The IMDB 5000 Movie Dataset is an IMDB movie dataset obtained by scraping movie review data from the Internet Movie Database. It is a very rich dataset and I will only scratch the surface of what can be learned from it with exploratory data analysis.
Let’s start to see where the movies come from:
Size of the rectangles is the number of movies in the IMDB movie dataset. Color codes the IMDB score. They make great movies in Italy (dark red, bottom right) but few of them.
The movies in the dataset come mostly from the US and other english speaking countries. If we do not filter the dataset, we will be learning mostly about this market. This is another view:
Colors still encode IMDB rating, and the size of the symbols is proportional to the number of movies. Many countries produce movies in Europe (by the way, I am not displaying countries with less than twenty movies) but not many of them, so it’s difficult to see what’s going on in Europe at this scale. Let’s zoom in:
The UK dominates, as we saw also from the first plot. Zoom in for Asia-Pacific:
Now let’s try to understand which factors affect the box-office gross of a movie. This is likely the most interesting parameter from a business point of view and being able to predict it accurately would be invaluable.
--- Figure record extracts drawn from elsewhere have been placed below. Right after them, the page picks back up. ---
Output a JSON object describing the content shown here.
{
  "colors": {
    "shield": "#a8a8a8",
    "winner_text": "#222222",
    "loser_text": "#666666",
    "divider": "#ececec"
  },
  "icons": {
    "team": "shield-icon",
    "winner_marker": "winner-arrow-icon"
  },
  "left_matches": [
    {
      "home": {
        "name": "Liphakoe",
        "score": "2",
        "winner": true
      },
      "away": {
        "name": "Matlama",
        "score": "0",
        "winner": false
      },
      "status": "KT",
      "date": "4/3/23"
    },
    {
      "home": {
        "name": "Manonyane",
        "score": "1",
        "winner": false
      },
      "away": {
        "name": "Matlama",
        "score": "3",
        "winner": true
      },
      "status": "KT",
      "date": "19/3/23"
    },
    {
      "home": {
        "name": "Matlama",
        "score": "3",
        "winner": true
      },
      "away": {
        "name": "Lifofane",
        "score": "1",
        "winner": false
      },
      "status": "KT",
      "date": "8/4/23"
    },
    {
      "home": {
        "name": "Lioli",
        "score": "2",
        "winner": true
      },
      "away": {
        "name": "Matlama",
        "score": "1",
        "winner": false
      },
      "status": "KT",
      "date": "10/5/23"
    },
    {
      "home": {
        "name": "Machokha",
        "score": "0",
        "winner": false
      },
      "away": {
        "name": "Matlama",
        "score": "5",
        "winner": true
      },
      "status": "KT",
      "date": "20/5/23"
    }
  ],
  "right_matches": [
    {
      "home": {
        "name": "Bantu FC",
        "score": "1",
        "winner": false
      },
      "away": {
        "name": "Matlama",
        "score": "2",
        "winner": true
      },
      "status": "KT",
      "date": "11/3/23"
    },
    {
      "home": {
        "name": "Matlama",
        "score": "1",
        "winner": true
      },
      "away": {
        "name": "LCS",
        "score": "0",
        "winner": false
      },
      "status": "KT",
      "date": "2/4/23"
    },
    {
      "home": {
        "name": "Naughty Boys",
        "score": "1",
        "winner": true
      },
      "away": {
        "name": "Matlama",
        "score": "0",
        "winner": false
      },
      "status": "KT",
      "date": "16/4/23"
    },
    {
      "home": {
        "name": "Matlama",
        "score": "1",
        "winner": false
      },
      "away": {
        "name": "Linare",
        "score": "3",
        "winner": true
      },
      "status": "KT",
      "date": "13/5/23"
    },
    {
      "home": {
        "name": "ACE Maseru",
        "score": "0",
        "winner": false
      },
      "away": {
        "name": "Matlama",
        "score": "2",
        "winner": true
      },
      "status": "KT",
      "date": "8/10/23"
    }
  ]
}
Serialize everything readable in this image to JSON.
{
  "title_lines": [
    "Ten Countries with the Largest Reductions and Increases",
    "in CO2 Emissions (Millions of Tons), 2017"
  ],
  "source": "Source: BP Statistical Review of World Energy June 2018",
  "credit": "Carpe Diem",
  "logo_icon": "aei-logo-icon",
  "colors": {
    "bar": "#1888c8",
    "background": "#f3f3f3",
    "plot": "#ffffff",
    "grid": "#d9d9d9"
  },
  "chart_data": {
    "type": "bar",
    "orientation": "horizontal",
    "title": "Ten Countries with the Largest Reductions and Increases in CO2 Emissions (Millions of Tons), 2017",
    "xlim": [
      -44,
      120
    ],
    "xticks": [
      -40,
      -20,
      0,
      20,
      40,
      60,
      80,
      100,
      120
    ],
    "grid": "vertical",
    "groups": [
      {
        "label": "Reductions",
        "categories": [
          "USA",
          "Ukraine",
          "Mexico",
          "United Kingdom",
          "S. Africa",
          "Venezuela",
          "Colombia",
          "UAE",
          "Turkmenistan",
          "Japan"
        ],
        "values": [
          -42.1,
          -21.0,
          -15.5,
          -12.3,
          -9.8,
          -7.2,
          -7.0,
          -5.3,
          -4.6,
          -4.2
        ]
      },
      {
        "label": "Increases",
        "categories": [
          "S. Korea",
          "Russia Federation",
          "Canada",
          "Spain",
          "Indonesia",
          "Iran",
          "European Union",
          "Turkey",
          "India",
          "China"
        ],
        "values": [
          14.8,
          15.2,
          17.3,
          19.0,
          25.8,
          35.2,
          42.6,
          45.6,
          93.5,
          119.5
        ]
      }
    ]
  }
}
First off, IMDB score is not a good predictor of box-office gross:
Log box-office gross (base 10) is on the y-axis. I took the log because as you see movie grosses vary by about seven orders of magnitude: from grocery-shopping bill to small-country GDP.
I let Tableau add a polynomial trend line (it finds a third degree polynomial), but the quoted R-squared is ~0.01. I could work on this in R to see if any improvement can be had, but by eye it’s clear that the IMDB score isn’t very useful, at least at this stage. Here’s a better predictor:
Log budget of the movie seems to be in a linear relation with log gross. The R-square is about 0.3, which is decent but surely not exciting (roughly speaking about 30% of the variance in the log gross is accounted for by its correlation with log budget). So a first rough idea of the expected box-office gross of a movie can be had using a power-law relation with its budget. Another way to see this:
Yes, there is some correlation between the log total likes (I took the log because likes vary a lot, like money: this is clearly an Extremistan dataset). I wonder if the correlation would improve by breaking down the dataset by year: social-media related metrics may depend strongly on time.
Well, no. There doesn’t seem to be much of an effect. Surely the correlation between Facebook likes and gross is interesting and should be looked into. I’d switch to R and try more transforms and run some regression diagnostics. Also why are the likes clustered in two big groups with a gap at around 10000 likes?
Let’s see now how the human factor affect the box office gross. I defined famous actors as those who appear as lead actor in more than 25 movies in the dataset. Here they are with the median gross of their movies (length of the horizontal bar):
As this is the median of at least 25 datapoints for each actor, we see that big-name actors consistently affect the bottom line. Is it just because they star in big budget movies, which -as we saw- tend to have higher box-office gross, or is there more?
It’s easy to check this by using the trend between log budget and log gross that we saw before. I predicted the box office gross based only on the budget, and I called delta the difference between the actual and predicted gross. So a movie with a positive delta earned more in the box office than expected based on its budget. This way we can see how actors affect delta:
It is clear that famous actors affect the ability of a movie to earn more than the prediction based merely on the budget figure. In other words (and in a very rough first approximation) it is worth cutting into the budget to hire a big-name actor.
Is it the same for directors?
It is, with a few exceptions. Famous directors increase the median box-office gross of a movie over the prediction from the budget.
Note that the two exceptions are most likely due to the fact that the model for box-office gross is very rough: there are other features that affect the box-office gross in addition to the budget. Don’t fire Woody Allen yet.